Sunday, August 1, 2010

A New Way of Life

Sean was not adjusting well to being unemployed.  He was more moody and irritable than before.  His pain was worse and he spent his days laying on the couch when he didn't have appointments.  Since I was working full-time, he had to use the city shuttle service to get to and from most of his appointments in town.  I would still take off work to attend his counseling appointments and when he needed to travel to Sioux Falls. 

When I was at work Sean would call me four or five times a day in addition to seeing me when I came home at lunch.  He would call to check in, to ask where his wallet was, to see when I would be home.  It was difficult to manage my first grade classroom with so many interruptions.  I decided it was time to find him a job.  While it wasn't reasonable to expect Sean to go back to work, I knew he needed a purpose.  With the permission of my principal I started to bring Sean to the school in the afternoons.  He helped with clerical work and projects.  The kindergarten teachers quickly put him to work several times a week helping with centers in their classrooms.  There were two autistic boys in those classes, and Sean was able to help keep them on task.  It worked wonderfully.  Sean  had a reason to get out of the house every day, and I could concentrate on my work and not worry so much about him being home alone.

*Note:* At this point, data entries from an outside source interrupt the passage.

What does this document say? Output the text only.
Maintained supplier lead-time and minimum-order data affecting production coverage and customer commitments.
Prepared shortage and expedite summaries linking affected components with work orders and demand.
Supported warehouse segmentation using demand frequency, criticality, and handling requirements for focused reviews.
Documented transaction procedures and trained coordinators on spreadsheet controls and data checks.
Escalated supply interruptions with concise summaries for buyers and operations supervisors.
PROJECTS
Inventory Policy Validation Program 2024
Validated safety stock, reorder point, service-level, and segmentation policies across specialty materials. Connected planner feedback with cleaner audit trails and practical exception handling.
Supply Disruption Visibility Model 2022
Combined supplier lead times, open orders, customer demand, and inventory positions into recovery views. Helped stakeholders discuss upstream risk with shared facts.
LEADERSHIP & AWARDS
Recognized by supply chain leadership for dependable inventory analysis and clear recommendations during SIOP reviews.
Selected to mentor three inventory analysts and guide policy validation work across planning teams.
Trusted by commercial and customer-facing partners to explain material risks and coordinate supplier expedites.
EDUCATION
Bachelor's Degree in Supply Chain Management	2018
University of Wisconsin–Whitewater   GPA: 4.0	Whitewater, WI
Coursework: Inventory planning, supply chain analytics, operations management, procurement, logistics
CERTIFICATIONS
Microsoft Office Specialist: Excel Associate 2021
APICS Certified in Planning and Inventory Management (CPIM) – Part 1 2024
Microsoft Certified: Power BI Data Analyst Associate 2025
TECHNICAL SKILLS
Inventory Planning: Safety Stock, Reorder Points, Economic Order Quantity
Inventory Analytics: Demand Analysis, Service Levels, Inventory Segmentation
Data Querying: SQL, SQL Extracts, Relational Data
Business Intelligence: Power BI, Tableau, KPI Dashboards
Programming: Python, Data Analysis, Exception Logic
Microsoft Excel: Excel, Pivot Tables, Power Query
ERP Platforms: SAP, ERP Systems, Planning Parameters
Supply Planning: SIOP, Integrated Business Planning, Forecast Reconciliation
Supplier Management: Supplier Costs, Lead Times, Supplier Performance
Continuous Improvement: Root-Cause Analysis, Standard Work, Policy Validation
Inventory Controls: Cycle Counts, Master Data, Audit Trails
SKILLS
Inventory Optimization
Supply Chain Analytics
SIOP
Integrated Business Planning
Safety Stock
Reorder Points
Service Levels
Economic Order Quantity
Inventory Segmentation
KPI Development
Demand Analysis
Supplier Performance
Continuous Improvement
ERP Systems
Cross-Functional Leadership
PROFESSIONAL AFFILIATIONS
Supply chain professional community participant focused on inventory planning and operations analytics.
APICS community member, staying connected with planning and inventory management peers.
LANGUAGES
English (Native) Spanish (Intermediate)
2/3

I was constantly worried about Sean falling and hurting himself.  I was afraid he would get confused and leave the house.  He would start to cook and forget what he was doing and leave the stove on.  Knowing he was safe was a big relief. 

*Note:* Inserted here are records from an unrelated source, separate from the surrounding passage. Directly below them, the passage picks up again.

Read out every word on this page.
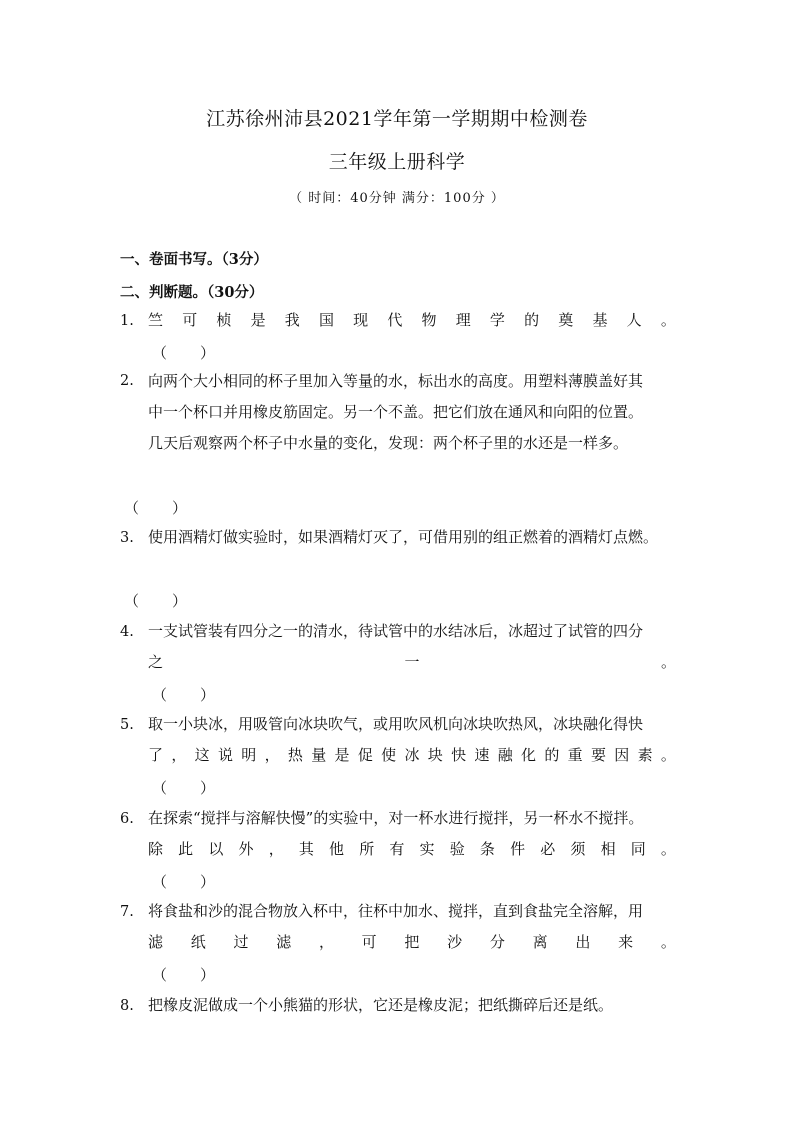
江苏徐州沛县2021学年第一学期期中检测卷
三年级上册科学
（ 时间：40分钟 满分：100分 ）
一、卷面书写。（3分）
二、判断题。（30分）
1. 竺 可 桢 是 我 国 现 代 物 理 学 的 奠 基 人 。
（　　）
2. 向两个大小相同的杯子里加入等量的水，标出水的高度。用塑料薄膜盖好其
中一个杯口并用橡皮筋固定。另一个不盖。把它们放在通风和向阳的位置。
几天后观察两个杯子中水量的变化，发现：两个杯子里的水还是一样多。
（　　）
3. 使用酒精灯做实验时，如果酒精灯灭了，可借用别的组正燃着的酒精灯点燃。
（　　）
4. 一支试管装有四分之一的清水，待试管中的水结冰后，冰超过了试管的四分
之	一	。
（　　）
5. 取一小块冰，用吸管向冰块吹气，或用吹风机向冰块吹热风，冰块融化得快
了 ， 这 说 明 ， 热 量 是 促 使 冰 块 快 速 融 化 的 重 要 因 素 。
（　　）
6. 在探索“搅拌与溶解快慢”的实验中，对一杯水进行搅拌，另一杯水不搅拌。
除 此 以 外 ， 其 他 所 有 实 验 条 件 必 须 相 同 。
（　　）
7. 将食盐和沙的混合物放入杯中，往杯中加水、搅拌，直到食盐完全溶解，用
滤 纸 过 滤 ， 可 把 沙 分 离 出 来 。
（　　）
8. 把橡皮泥做成一个小熊猫的形状，它还是橡皮泥；把纸撕碎后还是纸。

Yet it was awkward having him at work.  When I went into the lounge at recess, he was there, after work he was in my room.  At the end of the day we went home and he was there.  I was used to him working 24 hour shifts, or being out of the country.  It was a big adjustment for me to have him around all the time.  Sometimes it felt like everyone was asking about him and wanting to know how he was doing. . . and we were together so much. . . .and there was no "me."

The role of caregiver superseded the role of partner.  We were no longer a couple, but I felt like I was leading him here and there and taking him with me where ever I went.  When I wasn't taking care of Sean I was taking care of the kids or attending their activities.  Three kids in high school brings a lot of extra duties.  And when I was not doing that, I was working or planning for school, or doing laundry, cleaning, buying groceries, taking someone to the doctor.

Yet we didn't have it so bad.  There were others much less fortunate coming out of this war.  There were others who would never come home.